Figure 1—figure supplement 3.

(A–C) Example pictures depicting (1) The raw GFP channel signal of labeled input cells, (2) Human counts laid over the raw GFP signal and (3) The automated counts laid over the segmented image of the GFP channel. Exemplary counts are shown for (A) VP, (B) Po and (C) parts of the Amygdala (CeA, LA and BLA). (D–E) Cell count comparisons, including number of sections on which the brain region was present and cells were counted as well as the average difference in cell counts per section (human vs. automated) and Relative Percent Difference (RPD). (D) Comparison within a single brain showing differences between several human counters (left part of the table) and the difference between averaged human counts and the automated counts (right part of the table). (E) Comparisons between human and automated counts for three different brains.
Figure 1—figure supplement 4. Workflow of tracing quantification and data analysis.

Figure 1—figure supplement 4.

All data available at https://github.com/GogollaLab/tracing_quantification_and_analysis (Gehrlach, 2020; copy archived at https://github.com/elifesciences-publications/tracing_quantification_and_analysis). Pipeline to detect (A) RV+ input neurons to the IC and (B) AAV+ output neurons from the IC. Brains were fixed and coronally sectioned (thickness: 70 µm). Every second section was stained for DAPI and imaged either using slide scanner epifluorescent microscopy (RV) or scanning confocal microscopy (AAV). For RV, positive cells were identified using supervised machine learning (https://github.com/GogollaLab/tracing_quantification_and_analysis/blob/master/autonomous_neuron_detection.ijm) and allocated to manually adjusted ROIs corresponding to the Paxinos and Franklin mouse brain atlas (https://github.com/GogollaLab/tracing_quantification_and_analysis/blob/master/counting_RV.ijm). For AAV tracings, YFP-positive pixels were segmented with hessian ridge detection (https://github.com/GogollaLab/tracing_quantification_and_analysis/blob/master/autonomous_pixel_detection.ijm) and allocated to manually adjusted ROIs from the mouse brain atlas (https://github.com/GogollaLab/tracing_quantification_and_analysis/blob/master/counting_AAV.ijm). (C) Pipeline of data analysis in python.
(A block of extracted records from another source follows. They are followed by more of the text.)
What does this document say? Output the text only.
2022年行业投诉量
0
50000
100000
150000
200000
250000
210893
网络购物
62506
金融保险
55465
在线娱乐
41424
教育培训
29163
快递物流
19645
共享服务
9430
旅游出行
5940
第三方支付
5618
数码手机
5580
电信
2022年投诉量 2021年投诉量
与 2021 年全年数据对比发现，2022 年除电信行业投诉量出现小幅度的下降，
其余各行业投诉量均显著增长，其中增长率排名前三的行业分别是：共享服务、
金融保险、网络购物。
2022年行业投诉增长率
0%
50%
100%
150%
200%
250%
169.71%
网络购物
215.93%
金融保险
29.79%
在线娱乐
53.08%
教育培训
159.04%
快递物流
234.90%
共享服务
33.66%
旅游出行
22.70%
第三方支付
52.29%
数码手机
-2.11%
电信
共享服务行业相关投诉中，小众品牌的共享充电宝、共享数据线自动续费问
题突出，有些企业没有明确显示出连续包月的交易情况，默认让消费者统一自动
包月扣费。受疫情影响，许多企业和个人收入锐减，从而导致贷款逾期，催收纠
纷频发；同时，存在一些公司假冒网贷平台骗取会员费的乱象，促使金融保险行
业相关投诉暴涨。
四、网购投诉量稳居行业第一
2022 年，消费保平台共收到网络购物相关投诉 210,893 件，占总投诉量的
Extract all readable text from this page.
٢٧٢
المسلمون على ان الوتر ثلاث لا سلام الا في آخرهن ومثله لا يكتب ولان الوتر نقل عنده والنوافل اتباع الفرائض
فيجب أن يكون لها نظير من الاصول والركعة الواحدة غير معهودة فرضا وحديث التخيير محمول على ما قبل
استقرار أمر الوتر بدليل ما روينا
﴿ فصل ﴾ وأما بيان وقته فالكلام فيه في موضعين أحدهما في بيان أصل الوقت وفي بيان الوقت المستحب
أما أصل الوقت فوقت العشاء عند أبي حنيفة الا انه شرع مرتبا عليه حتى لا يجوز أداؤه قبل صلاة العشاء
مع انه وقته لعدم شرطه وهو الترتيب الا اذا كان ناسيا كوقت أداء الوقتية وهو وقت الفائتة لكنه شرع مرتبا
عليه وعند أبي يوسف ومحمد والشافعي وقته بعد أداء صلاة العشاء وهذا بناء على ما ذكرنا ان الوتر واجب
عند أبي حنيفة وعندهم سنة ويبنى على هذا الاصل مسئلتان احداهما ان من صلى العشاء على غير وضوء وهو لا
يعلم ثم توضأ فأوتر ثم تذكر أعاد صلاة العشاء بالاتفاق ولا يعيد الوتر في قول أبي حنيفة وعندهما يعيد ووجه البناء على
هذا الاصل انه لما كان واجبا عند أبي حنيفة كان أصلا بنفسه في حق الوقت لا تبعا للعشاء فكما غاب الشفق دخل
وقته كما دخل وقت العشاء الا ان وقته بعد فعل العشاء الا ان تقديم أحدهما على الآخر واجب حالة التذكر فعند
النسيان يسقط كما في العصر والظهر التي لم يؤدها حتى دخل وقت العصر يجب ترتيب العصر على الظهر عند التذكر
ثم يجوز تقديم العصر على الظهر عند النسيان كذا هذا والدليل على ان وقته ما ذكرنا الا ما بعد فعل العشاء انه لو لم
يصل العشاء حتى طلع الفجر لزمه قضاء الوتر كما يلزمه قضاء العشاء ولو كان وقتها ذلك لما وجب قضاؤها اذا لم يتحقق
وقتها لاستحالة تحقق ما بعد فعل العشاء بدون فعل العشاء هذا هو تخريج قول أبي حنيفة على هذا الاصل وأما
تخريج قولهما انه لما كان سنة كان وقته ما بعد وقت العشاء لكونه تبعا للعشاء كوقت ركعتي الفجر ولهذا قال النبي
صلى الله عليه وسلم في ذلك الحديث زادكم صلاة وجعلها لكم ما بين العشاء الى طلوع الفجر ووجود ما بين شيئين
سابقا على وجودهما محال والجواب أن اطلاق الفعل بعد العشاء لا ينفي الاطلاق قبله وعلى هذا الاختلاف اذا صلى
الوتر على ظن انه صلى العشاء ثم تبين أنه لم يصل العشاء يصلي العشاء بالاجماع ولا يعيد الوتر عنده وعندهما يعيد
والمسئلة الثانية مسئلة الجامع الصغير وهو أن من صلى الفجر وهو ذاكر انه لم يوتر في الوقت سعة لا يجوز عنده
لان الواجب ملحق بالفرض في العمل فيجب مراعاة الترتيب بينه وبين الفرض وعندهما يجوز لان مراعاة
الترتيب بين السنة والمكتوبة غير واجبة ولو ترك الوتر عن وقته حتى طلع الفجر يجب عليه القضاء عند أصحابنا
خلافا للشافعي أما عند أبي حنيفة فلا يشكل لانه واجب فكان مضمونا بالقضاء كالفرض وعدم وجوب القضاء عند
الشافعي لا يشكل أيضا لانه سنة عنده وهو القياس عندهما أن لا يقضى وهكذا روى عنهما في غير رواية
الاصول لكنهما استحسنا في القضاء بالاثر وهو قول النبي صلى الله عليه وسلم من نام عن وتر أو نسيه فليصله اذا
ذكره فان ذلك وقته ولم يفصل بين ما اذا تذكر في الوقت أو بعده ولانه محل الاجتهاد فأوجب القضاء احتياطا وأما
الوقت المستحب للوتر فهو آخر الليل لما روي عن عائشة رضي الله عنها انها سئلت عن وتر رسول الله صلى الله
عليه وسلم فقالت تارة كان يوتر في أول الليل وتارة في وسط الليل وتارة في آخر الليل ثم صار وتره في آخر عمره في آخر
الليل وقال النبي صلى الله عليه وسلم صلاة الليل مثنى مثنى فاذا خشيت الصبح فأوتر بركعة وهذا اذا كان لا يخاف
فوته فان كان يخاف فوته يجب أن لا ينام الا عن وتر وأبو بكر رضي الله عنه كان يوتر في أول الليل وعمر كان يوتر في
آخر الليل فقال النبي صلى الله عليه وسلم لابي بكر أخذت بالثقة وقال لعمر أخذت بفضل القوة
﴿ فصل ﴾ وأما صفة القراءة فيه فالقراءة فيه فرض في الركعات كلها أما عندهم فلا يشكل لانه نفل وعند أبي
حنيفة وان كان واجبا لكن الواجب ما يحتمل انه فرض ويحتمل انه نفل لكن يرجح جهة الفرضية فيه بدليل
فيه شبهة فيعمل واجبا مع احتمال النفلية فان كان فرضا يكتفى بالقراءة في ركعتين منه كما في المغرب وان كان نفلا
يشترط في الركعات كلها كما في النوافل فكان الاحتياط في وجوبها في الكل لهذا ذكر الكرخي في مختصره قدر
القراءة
After cleaning of the raw data, it was clustered and calcualtions done before a final clustering. The output was pivot tables. https://github.com/GogollaLab/tracing_quantification_and_analysis/blob/master/analysis_AAV.py and https://github.com/GogollaLab/tracing_quantification_and_analysis/blob/master/analysis_RV.py. (D) Assessment of the specificity and spread of experimental and control conditions. In contrast to experimental conditions (red: Camk2a-Cre, N = 9 mice; blue: Gad2-Cre, N = 9 mice), we could not detect long-range RV+ neurons in the wildtype- (black, N = 2 mice) and TVA control conditions (grey, N = 2 mice). This confirms, that in the experimental conditions, the brain-wide signals are indeed from a transsynaptic retrograde transfer. Further, combining the results from the WT controls (black) and TVA controls (grey) revealed that there is some leakage of the AAV-FLEX system and that SADdG-eGFP(EnvA) can still infect a minor fraction of TVA-negative neurons. Guided by these control experiments, we omitted quantification of RV+ neurons for ±1 mm from the injection center within the IC and claustrum.